Soeharto sempat dipecat oleh Jenderal A. H. Nasution karena
kesalahannya menggunakan nama institusi militer untuk meminta uang pada
perusahaan yang ada di Jawa Tengah. Alhasil, ia yang sebelumnya menjabat sebagai
Pangdam Diponegoro lalu atas saran Jenderal Gatot Subroto dipindahkan ke
Sekolah Staf dan Komando Angkatan Darat (SESKOAD) di Bandung
Soeharto kembali mendapatkan kenaikan pangkat menjadi
brigadir jenderal setelah mengikuti kursus C SSKAD (Sekolah Staf dan Komando
AD). Pada usia 39 tahun, ia diangkat menjadi Deputi I Kepala Staf Angkatan
Darat.
Soeharto memegang jabatan rangkap sebagai Panglima Korps
Tentara I Caduad ditambah dengan jabatan Panglima Komandan Pertahanan AD. Tugas
sebagai Atase Militer Republik Indonesia di Beograd, Paris, dan Bonn (Jerman)
juga diemban oleh Soeharto.
Sekembalinya Soeharto dari Timur sebagai Panglima Komandan
Mandala Pembebasan Irian Barat dan merangkap Deputi Wilayah Indonesia Timur di
Makassar, ia mendapat kenaikan pangkat dari brigadir jenderal ke mayor
jenderal.
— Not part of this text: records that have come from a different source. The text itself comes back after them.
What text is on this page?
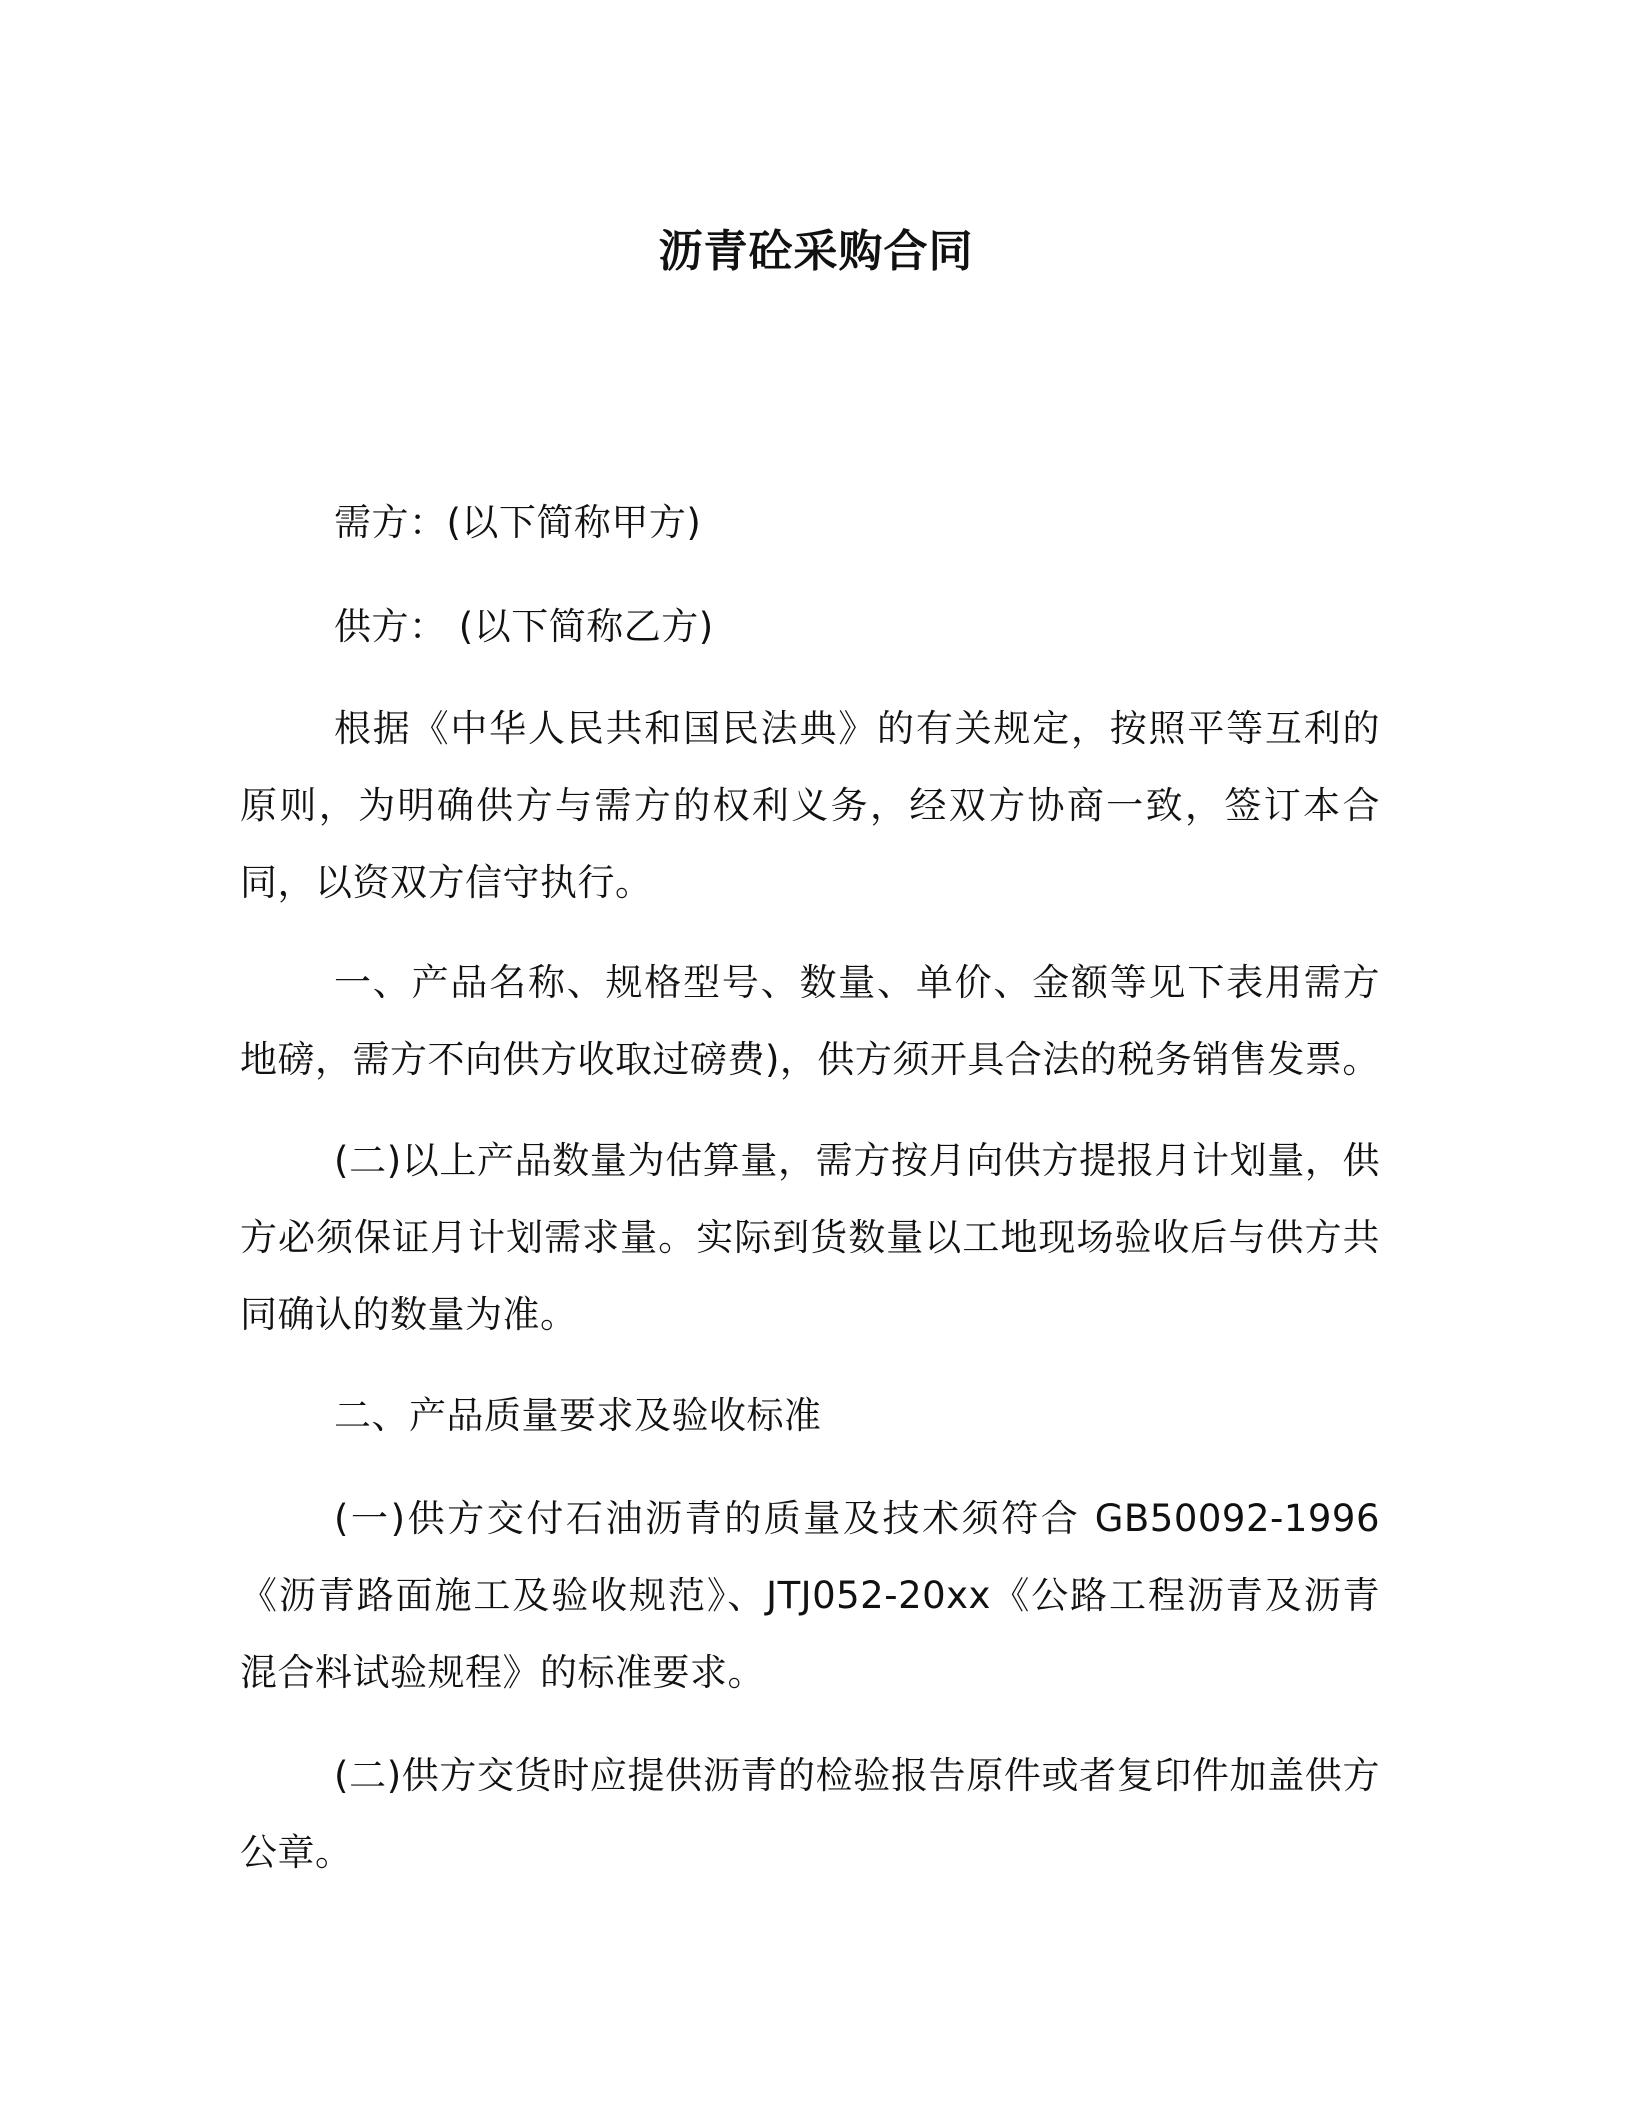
沥青砼采购合同

需方：(以下简称甲方)

供方： (以下简称乙方)

根据《中华人民共和国民法典》的有关规定，按照平等互利的原则，为明确供方与需方的权利义务，经双方协商一致，签订本合同，以资双方信守执行。

一、产品名称、规格型号、数量、单价、金额等见下表用需方地磅，需方不向供方收取过磅费)，供方须开具合法的税务销售发票。

(二)以上产品数量为估算量，需方按月向供方提报月计划量，供方必须保证月计划需求量。实际到货数量以工地现场验收后与供方共同确认的数量为准。

二、产品质量要求及验收标准

(一)供方交付石油沥青的质量及技术须符合 GB50092-1996《沥青路面施工及验收规范》、JTJ052-20xx《公路工程沥青及沥青混合料试验规程》的标准要求。

(二)供方交货时应提供沥青的检验报告原件或者复印件加盖供方公章。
Kemudian Soeharto ditarik ke markas besar ABRI oleh Jenderal A. H. Nasution.
Panglima KOSTRAD akhirnya dijabat oleh Soeharto pada tahun 1962. Ketika
pecahnya peristiwa G30S/PKI, Soeharto mengemban tugas sebagai Panglima Kopkamtib
yang memberikan wewenang besar dalam melakukan pembersihan terhadap
orang-orang yang dituduh pelaku G30S/PKI.